Samsung Plans ‘Health Hub’ To Connect Doctors With Patient Data
Currently, Samsung is developing a so-called health hub that can enable patients to share their data with care facilities and help them make informed decisions throughout the time between medical visits. The project, covered by Bloomberg on Monday and so far corroborated by a Samsung press release, aims at combining data produced on Galaxy devices into a single system of personal health management.
This new functionality is already released in a beta program along with U.S. and South Korean users starting this month via the Galaxy Watch. Theoretically, the platform will allow clinicians to gain access to data sets that are aggregated using devices that come with the Samsung brand and will, at the same time, remind patients about the relevant reminders concerning health goals set during previous visits. Whereas the new app is expected to be built into the new Galaxy Watch and One UI 8 platform releases (the former providing respective improvements in sleep tracking, cardiovascular evaluation, exercise-related workflows, and longitudinal wellness profiling), the current capabilities are associated with Bedtime Guidance, Vascular Load monitoring, a Running Coach, and an Antioxidant Index that can track the skin carotenoid levels and, thus, promote healthier aging. An observant Dr. Jeffrey Singer (a senior fellow of the Cato Institute as well as a practicing surgeon) has noticed that patients often find it hard to adhere strictly to the recommendations of the clinician in a comprehensive way. It will be a useful reminder and will enable them also to become their own health care managers, he explained to TechNewsWorld. According to Dr. Hon Pak, head of Samsung digital health team, despite the presence of a strong landscape of health and fitness innovation, the solutions are usually working in different silos. According to Andrew Zignani, ABI Research Senior research director, the proposed hub is categorically in line with the general strategic approach taken by Samsung to create an intelligent health platform that can aggregate fragmented data provided by different sources and, as a result, provide more coherent and specific information that is tied to evidence-based medical supervision. Initial details of the next system are sketchy; Jitesh Ubrani of IDC, therefore warned that it would be sensible to consider the offering as being still in conceptual form. The optimum would be the hub that is equivalent to at the center of everything that is associated with health including the device data, drug prescriptions, physician responses, past visits among others, he opined to TechNewsWorld. In the end, he said, this would give an all-inclusive picture of the health of an individual enabling an enhanced health and a smooth process between physicians and patients.

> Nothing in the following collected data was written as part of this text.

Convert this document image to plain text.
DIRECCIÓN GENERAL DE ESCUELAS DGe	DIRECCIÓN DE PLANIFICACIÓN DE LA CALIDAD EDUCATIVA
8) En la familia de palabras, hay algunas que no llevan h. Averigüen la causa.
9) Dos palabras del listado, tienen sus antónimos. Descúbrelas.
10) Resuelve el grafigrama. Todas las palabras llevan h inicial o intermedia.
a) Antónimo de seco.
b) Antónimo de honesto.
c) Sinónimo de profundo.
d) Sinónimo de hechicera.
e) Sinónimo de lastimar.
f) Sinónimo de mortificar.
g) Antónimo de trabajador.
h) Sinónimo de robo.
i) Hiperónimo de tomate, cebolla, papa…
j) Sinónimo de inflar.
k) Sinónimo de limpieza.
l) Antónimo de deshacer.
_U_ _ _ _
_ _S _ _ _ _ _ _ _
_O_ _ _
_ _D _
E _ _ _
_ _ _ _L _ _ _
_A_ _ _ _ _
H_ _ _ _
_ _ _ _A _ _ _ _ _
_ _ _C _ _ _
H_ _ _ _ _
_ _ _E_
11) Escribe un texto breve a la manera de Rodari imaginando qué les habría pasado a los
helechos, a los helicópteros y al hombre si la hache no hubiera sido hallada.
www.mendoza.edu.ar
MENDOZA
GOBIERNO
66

This new functionality is already released in a beta program along with U.S. and South Korean users starting this month via the Galaxy Watch. Theoretically, the platform will allow clinicians to gain access to data sets that are aggregated using devices that come with the Samsung brand and will, at the same time, remind patients about the relevant reminders concerning health goals set during previous visits. Whereas the new app is expected to be built into the new Galaxy Watch and One UI 8 platform releases (the former providing respective improvements in sleep tracking, cardiovascular evaluation, exercise-related workflows, and longitudinal wellness profiling), the current capabilities are associated with Bedtime Guidance, Vascular Load monitoring, a Running Coach, and an Antioxidant Index that can track the skin carotenoid levels and, thus, promote healthier aging. An observant Dr. Jeffrey Singer (a senior fellow of the Cato Institute as well as a practicing surgeon) has noticed that patients often find it hard to adhere strictly to the recommendations of the clinician in a comprehensive way. It will be a useful reminder and will enable them also to become their own health care managers, he explained to TechNewsWorld. According to Dr. Hon Pak, head of Samsung digital health team, despite the presence of a strong landscape of health and fitness innovation, the solutions are usually working in different silos. According to Andrew Zignani, ABI Research Senior research director, the proposed hub is categorically in line with the general strategic approach taken by Samsung to create an intelligent health platform that can aggregate fragmented data provided by different sources and, as a result, provide more coherent and specific information that is tied to evidence-based medical supervision. Initial details of the next system are sketchy; Jitesh Ubrani of IDC, therefore warned that it would be sensible to consider the offering as being still in conceptual form. The optimum would be the hub that is equivalent to at the center of everything that is associated with health including the device data, drug prescriptions, physician responses, past visits among others, he opined to TechNewsWorld. In the end, he said, this would give an all-inclusive picture of the health of an individual enabling an enhanced health and a smooth process between physicians and patients.